Kuliner NTT yang Bukan Cuma Se’i

Daging asap se’i memang sedang populer. Masakan itu digemari di mana-mana hingga ke wilayah yang jauh dari daerah asalnya, Nusa Tenggara Timur. Banyak warung atau restoran dibuka dengan menu utama se’i, tidak ketinggalan sambal lu’at-nya.

Namun, sebenarnya kehidupan masyarakat setempat akrab juga dengan makanan berbasis nabati. Ini karena semua tanaman yang tumbuh di sekitar dimanfaatkan untuk mencukupi kebutuhan pangan mereka.

Saat mengikuti perjalanan mengeksplorasi resep-resep tradisional khas NTT bersama Tim Pusaka Rasa Nusantara dari Yayasan Nusa Gastronomi Indonesia, pada 15-26 Juni 2023, hidangan berbasis nabatilah yang justru lebih banyak dijumpai.

Ini bagai menemukan harta karun yang sangat berharga karena hampir semua resep nabati yang dicicipi terasa lezat dan berkesan di lidah. Padahal, bahan-bahan yang digunakan tergolong sederhana.

lPemandangan alam di Desa Ajaobaki. Sejauh mata memandang terlihat banyak tanaman pangan yang tumbuh subur di pekarangan rumah.Mayoritas masakan dari dedaunan atau umbi yang dipetik langsung dari kebun, sesaat sebelum dimasak atau masih pada hari yang sama.
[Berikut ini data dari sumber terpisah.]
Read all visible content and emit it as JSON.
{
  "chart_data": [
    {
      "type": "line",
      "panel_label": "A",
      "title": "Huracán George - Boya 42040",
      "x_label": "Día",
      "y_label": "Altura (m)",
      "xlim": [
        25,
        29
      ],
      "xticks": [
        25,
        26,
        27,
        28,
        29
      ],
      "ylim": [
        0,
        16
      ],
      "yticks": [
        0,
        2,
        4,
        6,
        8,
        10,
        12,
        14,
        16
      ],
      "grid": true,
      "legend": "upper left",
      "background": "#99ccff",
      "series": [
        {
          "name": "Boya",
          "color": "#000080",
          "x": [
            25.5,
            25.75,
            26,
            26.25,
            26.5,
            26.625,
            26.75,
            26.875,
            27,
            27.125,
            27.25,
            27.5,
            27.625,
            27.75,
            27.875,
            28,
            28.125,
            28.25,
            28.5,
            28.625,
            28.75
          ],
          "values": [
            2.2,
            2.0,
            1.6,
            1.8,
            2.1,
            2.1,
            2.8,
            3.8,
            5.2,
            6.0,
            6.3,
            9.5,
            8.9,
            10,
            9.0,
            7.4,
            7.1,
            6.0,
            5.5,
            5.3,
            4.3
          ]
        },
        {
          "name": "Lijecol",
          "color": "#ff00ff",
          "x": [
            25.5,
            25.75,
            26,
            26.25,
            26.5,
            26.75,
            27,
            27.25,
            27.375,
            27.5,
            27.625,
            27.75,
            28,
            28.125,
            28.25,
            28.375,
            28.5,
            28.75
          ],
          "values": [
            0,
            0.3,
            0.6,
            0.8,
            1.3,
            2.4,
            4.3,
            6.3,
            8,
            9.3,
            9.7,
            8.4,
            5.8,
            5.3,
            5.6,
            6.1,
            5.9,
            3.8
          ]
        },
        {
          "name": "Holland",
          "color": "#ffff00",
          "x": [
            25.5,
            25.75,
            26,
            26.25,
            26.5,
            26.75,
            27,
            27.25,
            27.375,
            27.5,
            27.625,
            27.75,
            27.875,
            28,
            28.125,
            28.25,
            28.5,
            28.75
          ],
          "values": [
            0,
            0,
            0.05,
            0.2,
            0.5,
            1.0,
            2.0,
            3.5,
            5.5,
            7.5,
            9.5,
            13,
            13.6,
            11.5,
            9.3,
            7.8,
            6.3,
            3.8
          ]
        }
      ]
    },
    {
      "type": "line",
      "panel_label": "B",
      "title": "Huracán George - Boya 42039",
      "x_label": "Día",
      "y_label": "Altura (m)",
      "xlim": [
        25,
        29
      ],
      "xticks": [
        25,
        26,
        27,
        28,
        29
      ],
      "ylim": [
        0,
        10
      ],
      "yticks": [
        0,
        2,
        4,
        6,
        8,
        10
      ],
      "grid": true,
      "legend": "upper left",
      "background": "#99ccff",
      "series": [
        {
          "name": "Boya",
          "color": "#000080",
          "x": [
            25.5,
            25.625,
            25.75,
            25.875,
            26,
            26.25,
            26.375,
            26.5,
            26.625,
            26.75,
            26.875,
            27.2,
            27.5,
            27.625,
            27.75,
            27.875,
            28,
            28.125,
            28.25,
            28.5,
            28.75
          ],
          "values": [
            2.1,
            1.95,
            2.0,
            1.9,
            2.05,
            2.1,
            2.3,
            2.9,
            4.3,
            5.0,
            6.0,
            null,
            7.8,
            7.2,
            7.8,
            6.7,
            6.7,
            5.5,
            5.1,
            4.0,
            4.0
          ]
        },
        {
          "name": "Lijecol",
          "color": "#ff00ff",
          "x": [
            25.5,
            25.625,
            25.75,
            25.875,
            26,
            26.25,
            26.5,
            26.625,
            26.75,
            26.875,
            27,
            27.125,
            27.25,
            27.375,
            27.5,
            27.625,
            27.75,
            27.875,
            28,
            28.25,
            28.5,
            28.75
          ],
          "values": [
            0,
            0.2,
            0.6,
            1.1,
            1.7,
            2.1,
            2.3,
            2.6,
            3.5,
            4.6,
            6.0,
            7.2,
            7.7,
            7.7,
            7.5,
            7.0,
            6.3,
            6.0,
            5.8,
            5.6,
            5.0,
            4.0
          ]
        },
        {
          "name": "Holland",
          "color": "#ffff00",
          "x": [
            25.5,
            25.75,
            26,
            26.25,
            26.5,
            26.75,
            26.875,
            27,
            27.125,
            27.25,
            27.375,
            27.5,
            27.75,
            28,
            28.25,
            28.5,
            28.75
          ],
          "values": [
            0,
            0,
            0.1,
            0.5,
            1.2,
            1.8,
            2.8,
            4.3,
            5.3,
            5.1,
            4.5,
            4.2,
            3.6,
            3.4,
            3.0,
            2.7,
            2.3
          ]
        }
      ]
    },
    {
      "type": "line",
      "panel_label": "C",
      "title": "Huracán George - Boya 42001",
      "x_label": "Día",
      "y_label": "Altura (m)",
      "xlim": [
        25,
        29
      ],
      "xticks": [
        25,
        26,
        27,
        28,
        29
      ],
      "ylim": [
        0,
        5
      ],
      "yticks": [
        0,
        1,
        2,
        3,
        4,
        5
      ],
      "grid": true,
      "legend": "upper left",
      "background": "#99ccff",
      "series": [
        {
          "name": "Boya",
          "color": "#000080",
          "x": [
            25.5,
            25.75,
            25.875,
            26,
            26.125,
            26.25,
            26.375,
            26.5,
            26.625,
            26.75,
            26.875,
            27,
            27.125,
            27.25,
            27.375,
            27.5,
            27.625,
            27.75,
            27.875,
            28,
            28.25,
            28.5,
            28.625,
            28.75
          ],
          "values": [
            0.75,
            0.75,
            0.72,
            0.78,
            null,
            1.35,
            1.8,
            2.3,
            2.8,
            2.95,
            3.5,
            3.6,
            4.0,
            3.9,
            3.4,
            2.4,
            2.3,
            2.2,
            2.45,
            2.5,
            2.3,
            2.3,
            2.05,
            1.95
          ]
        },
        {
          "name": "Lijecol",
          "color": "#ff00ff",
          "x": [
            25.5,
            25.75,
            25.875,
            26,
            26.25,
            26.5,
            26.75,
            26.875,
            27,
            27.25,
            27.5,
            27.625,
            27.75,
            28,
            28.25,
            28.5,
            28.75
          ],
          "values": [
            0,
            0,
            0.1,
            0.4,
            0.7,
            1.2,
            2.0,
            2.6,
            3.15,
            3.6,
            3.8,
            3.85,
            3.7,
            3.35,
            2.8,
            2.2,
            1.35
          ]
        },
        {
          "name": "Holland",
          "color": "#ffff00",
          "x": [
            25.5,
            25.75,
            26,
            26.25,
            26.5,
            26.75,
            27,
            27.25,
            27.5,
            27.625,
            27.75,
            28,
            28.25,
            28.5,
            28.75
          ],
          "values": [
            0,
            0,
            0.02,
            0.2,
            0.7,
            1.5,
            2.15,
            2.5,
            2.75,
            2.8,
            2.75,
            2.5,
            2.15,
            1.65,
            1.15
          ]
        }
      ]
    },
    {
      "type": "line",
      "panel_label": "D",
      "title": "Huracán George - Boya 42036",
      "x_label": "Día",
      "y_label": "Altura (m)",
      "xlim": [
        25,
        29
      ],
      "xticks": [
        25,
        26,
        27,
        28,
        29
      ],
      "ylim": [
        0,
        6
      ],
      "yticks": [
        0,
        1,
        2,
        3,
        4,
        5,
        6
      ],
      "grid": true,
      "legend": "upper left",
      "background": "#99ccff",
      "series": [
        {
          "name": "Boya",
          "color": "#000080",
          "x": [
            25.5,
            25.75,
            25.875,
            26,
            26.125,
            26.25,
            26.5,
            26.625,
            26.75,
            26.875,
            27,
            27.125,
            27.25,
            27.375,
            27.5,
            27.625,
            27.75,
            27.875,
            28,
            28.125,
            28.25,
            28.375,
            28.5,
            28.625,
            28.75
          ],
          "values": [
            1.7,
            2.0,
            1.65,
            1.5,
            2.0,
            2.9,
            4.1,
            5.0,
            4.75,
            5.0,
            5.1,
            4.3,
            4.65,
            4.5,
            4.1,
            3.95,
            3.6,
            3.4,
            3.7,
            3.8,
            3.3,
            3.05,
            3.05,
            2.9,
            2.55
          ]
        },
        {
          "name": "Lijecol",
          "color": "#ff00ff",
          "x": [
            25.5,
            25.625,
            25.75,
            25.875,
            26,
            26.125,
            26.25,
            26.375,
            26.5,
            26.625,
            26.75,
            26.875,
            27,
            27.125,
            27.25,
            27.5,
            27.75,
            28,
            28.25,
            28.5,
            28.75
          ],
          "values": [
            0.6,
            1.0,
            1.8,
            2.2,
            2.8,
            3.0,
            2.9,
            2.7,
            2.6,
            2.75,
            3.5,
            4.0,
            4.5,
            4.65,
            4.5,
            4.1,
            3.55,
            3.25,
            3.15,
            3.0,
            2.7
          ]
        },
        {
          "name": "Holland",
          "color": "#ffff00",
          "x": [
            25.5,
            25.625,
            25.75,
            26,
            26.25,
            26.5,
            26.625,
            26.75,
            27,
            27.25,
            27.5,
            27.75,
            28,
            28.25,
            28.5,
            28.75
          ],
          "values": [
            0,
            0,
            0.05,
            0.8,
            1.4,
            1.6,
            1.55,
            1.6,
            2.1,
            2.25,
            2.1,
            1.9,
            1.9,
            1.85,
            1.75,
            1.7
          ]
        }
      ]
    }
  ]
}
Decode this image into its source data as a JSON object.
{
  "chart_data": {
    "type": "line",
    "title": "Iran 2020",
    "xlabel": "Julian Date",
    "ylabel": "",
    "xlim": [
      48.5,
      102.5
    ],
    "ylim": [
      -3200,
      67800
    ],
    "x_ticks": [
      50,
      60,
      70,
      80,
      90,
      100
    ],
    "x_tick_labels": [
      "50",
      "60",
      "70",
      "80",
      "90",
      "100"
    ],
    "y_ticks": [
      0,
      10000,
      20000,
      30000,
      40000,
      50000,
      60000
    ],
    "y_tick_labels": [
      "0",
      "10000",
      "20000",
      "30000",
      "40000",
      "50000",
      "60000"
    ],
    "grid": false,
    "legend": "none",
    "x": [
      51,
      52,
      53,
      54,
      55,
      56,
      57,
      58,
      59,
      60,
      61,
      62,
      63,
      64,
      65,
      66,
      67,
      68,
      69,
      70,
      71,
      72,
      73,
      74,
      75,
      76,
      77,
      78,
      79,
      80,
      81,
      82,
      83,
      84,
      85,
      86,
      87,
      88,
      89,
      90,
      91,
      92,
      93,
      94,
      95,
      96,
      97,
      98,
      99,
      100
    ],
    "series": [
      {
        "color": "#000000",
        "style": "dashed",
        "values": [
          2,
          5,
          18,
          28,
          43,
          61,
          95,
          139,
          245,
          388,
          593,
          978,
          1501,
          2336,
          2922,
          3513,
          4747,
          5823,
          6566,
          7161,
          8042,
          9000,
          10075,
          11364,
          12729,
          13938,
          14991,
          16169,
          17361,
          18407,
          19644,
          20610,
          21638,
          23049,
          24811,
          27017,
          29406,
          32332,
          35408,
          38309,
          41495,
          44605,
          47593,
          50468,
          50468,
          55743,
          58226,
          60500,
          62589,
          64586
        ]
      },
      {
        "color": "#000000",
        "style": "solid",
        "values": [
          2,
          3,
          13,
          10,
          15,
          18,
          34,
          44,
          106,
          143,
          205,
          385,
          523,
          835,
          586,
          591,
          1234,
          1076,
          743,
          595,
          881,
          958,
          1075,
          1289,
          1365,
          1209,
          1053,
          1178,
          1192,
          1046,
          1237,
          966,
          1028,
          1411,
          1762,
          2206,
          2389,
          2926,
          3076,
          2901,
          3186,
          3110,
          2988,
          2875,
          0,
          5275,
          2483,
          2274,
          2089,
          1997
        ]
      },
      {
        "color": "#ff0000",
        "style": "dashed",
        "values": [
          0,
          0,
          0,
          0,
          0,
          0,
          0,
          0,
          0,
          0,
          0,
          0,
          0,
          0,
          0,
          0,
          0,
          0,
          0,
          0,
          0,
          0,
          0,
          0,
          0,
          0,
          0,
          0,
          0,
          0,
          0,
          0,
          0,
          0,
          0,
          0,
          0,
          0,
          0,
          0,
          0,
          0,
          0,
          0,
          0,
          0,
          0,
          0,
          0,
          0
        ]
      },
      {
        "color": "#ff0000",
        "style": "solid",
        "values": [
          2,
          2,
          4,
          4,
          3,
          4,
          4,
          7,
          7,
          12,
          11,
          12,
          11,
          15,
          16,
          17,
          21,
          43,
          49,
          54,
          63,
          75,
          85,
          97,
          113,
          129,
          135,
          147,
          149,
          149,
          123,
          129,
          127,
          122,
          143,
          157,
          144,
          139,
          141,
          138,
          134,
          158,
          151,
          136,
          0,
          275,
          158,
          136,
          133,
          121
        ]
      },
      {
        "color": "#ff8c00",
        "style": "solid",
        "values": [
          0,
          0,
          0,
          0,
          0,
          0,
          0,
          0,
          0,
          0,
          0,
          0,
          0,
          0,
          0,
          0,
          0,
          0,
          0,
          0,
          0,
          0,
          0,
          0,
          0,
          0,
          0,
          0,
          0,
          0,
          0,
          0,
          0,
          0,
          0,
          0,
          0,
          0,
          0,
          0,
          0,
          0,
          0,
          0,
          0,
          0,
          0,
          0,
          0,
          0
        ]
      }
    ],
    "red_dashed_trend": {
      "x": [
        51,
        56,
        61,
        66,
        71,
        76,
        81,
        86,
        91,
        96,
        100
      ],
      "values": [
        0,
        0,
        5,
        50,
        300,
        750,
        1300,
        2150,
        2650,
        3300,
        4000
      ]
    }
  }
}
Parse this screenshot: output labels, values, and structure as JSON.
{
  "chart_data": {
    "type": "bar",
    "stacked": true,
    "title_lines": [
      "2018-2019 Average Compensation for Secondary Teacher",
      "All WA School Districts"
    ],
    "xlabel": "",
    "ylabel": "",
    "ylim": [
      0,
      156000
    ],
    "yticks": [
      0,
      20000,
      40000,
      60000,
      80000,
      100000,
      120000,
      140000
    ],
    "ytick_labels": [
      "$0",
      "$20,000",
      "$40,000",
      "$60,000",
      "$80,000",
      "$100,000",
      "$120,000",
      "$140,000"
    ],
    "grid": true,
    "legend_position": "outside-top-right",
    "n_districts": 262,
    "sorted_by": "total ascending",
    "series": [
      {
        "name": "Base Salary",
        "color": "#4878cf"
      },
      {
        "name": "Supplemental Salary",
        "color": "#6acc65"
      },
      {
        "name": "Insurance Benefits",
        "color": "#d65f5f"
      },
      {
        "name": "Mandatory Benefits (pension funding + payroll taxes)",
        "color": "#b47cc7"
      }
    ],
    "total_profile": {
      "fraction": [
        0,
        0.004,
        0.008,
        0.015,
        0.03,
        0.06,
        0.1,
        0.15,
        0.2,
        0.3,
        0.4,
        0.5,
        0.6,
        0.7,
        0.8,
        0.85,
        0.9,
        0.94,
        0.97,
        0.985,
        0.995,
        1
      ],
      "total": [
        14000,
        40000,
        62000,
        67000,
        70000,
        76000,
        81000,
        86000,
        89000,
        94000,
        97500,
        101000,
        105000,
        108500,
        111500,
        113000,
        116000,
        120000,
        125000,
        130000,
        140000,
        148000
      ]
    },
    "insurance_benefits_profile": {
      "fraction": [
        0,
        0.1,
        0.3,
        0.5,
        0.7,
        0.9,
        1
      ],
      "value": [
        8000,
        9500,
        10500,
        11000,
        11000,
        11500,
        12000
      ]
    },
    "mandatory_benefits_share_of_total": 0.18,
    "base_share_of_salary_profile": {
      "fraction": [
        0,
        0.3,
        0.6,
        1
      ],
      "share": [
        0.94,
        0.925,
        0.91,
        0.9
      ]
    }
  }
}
Protein hewani lebih banyak dikonsumsi saat perayaan adat atau acara syukuran.

Bisa dikatakan hidangan nabati amat mendaging dalam kehidupan keseharian masyarakat. Seperti terlihat Jumat (16/6/2023) siang di dapur Mariana Kase Pinat (47), warga Desa Ajaobaki, Kecamatan Mollo Utara, Kabupaten Timor Tengah Selatan.

Ada sejumlah menu yang telah disiapkan untuk makan siang, yakni jagung bose, rampu rampe, perkedel jantung pisang, lu’at tomat, lu’at asam fermentasi, dan ayam kuah lurus.

Rampu rampe adalah sayur tumis yang terbuat dari campuran bunga pepaya, kangkung, dan wortel. Bumbu yang digunakan cukup simpel, yakni bawang putih, bawang merah, dan garam. Bunga pepaya memiliki rasa yang agak sepet. Untuk menghilangkan rasa pahitnya, bunga direndam sebentar dengan air garam.